New research has found that inflammatory bowel disease (IBD) is linked to a six-fold risk of Alzheimer’s disease – and an overall doubling the risk of dementia of all types.
It was also found that dementia was diagnosed seven years earlier in people with IBD than in those without the condition. This suggests that IBD may hasten the onset of dementia.
The research, led by Taiwan’s Taipei Veterans General Hospital, is the latest to explore disruptions in what is known as the gut-brain axis.
This is a complex communication system between the gut and the bacteria living there – the microbiome – and the central nervous system.
An earlier study found that IBD might trigger or somehow play a role in the development of Parkinson’s disease. Other research has “indicated chronic inflammation and an imbalance in gut bacteria as potential contributors to cognitive decline.”
But the link between IBD and a heightened risk of dementia remained unclear.
How they found the connection
According to a statement from the British Medical Journal (BMJ):
- The researchers drew on data for 1742 people aged 45 and above who had been diagnosed with either ulcerative colitis or Crohn’s disease between 1998 and 2011.
- All participants were registered with the Taiwan National Health Insurance program, set up in 1995 and compulsory for all Taiwanese residents.
- The cognitive health of participants was tracked for 16 years following their IBD diagnosis and compared with that of 17,420 people who were matched for sex, age, access to healthcare, income, and underlying conditions, but who didn’t have IBD.
- During the monitoring period, 5.5 per cent (more than one in 20) of participants with IBD developed dementia. Of those without IBD, only 1.5 per cent developed dementia (5.5%), including Alzheimer’s disease, than those without (1.5%).
- Partcipants with IBD were diagnosed with dementia an average seven years earlier than those without IBD.
The risk for Alzheimer’s disease was greatest
After taking account of potentially influential factors, including age and underlying conditions, people with IBD were more than twice as likely to develop dementia as those without.
The risk for Alzheimer’s disease was greatest: those with IBD were six times as likely to develop this as were those without IBD.
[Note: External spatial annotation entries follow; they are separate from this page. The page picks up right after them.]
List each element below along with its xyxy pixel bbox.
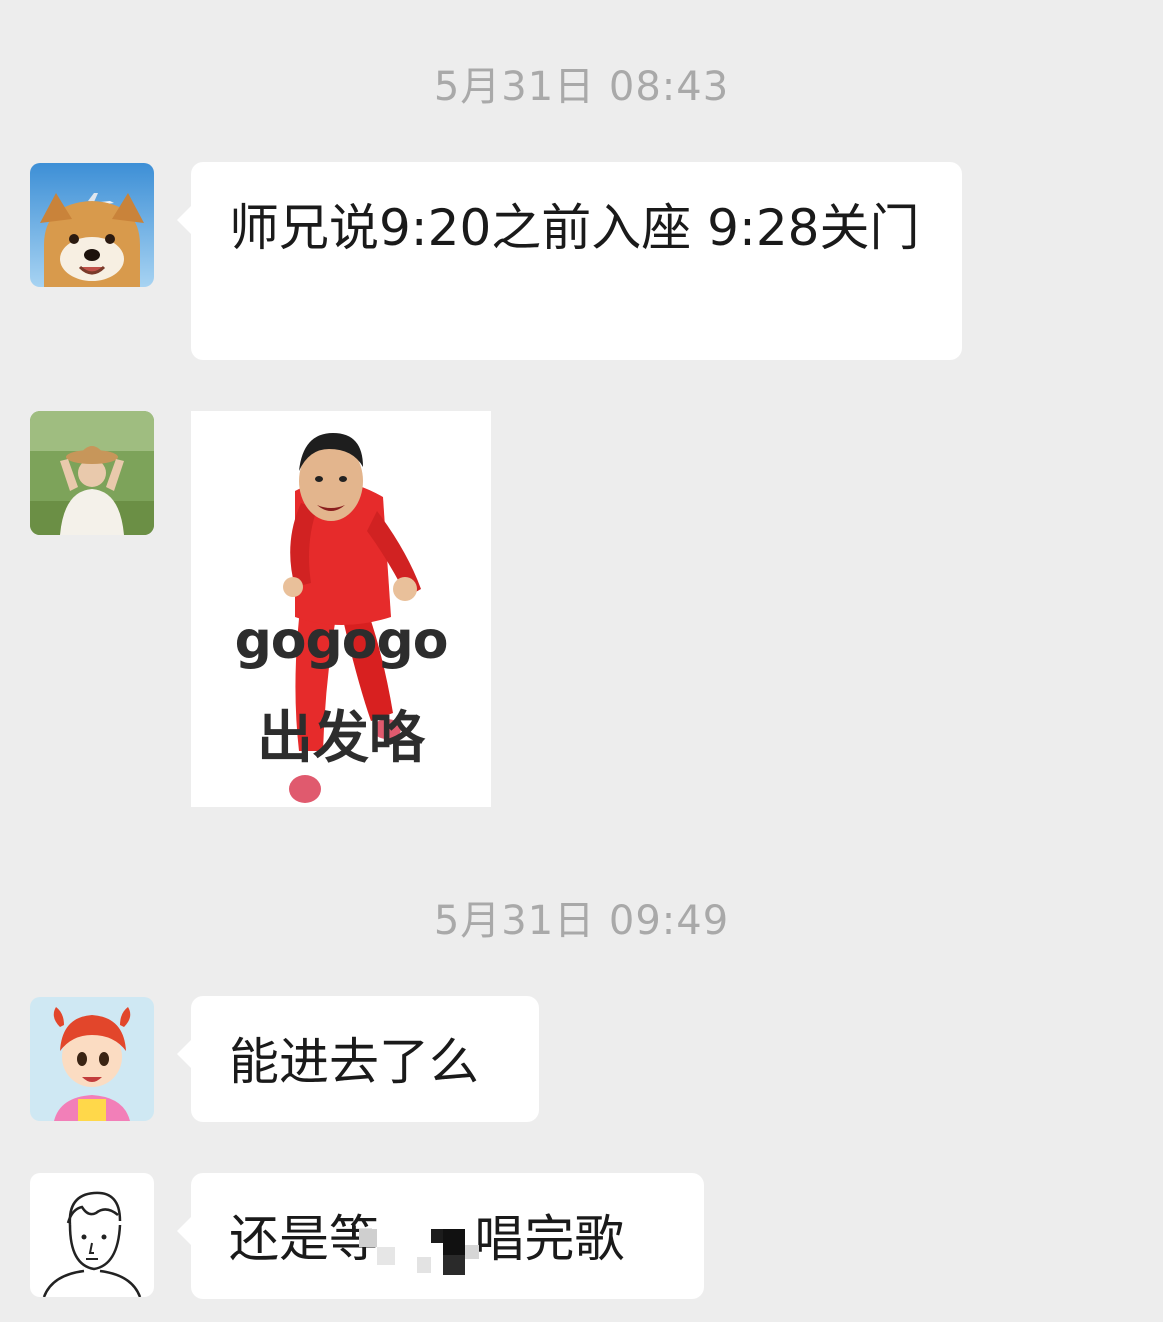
sticker-caption-line2: 出发咯 (257, 706, 425, 771)
dog-avatar-icon[interactable] (30, 163, 154, 287)
message-bubble-4[interactable]: 还是等 唱完歌 (177, 1173, 704, 1299)
timestamp-2: 5月31日 09:49 (433, 898, 730, 944)
mosaic-redaction (359, 1229, 509, 1277)
sticker-caption-line1: gogogo (234, 611, 449, 671)
cartoon-girl-avatar-icon[interactable] (30, 997, 154, 1121)
timestamp-1: 5月31日 08:43 (433, 64, 730, 110)
cartoon-boy-avatar-icon[interactable] (30, 1173, 154, 1297)
woman-hat-avatar-icon[interactable] (30, 411, 154, 535)
message-text-1: 师兄说9:20之前入座 9:28关门 (229, 199, 920, 257)
sticker-message[interactable]: gogogo 出发咯 (191, 411, 491, 807)
message-text-3: 能进去了么 (229, 1033, 479, 1091)
message-bubble-3[interactable]: 能进去了么 (177, 996, 539, 1122)
message-bubble-1[interactable]: 师兄说9:20之前入座 9:28关门 (177, 162, 962, 360)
The BMJ said the risk of dementia “seemed to be associated with increasing length of time a person had had IBD.”
Limits of the study
This observational study can’t establish cause and effect. The study was unable to gather information “on potentially influential lifestyle factors, such as diet and exercise, or assess the impact of anti-inflammatory drugs prescribed.”
Still, the researchers were moved to conclude that patients with IBD “might benefit from education and increased clinical vigilance,” to slow cognitive decline and improve quality of life.
What’s also missing is a clear answer to what causes IBD.
The BMJ noted: “It is thought to develop from an impaired immune response to changes in the gut microbiome.”
IBS and IBD: High fat diet and antibiotics a risk
Irritable Bowel Disease (IBD) is a complex inflammatory condition.
Irritable Bowel Syndrome (IBS) is non-inflammatory and, despite sharing symptoms with IBD, a different condition entirely.
Aside from abdominal pain and bloating, the speed of one’s bowels is speeded up or slowed down.
When IBS patients develop mucosal inflammation and experience changes in the composition of the microbiome, they’re said to be pre-IBD – and are on the verge of developing a condition of the immune system.
A new small study from the University of California found that people who consume high-fat diet and used antibiotics are at 8.6 times higher risk for having pre-IBD than those on low-fat diet and no recent history of antibiotic use.
There were 92 participants: 43 healthy adults, and 49 IBS patients.
They were tested for fecal calprotectin, a biomarker for intestinal inflammation. Elevated levels of fecal calprotectin suggest pre-IBD condition. The study identified 19 patients with IBS as pre-IBD.
Participants with the highest fat consumption were about 2.8 times more likely to have pre-IBD than those with the lowest fat intake.
A history of recent antibiotic usage alone was associated with 3.9 times higher likelihood of having pre-IBD.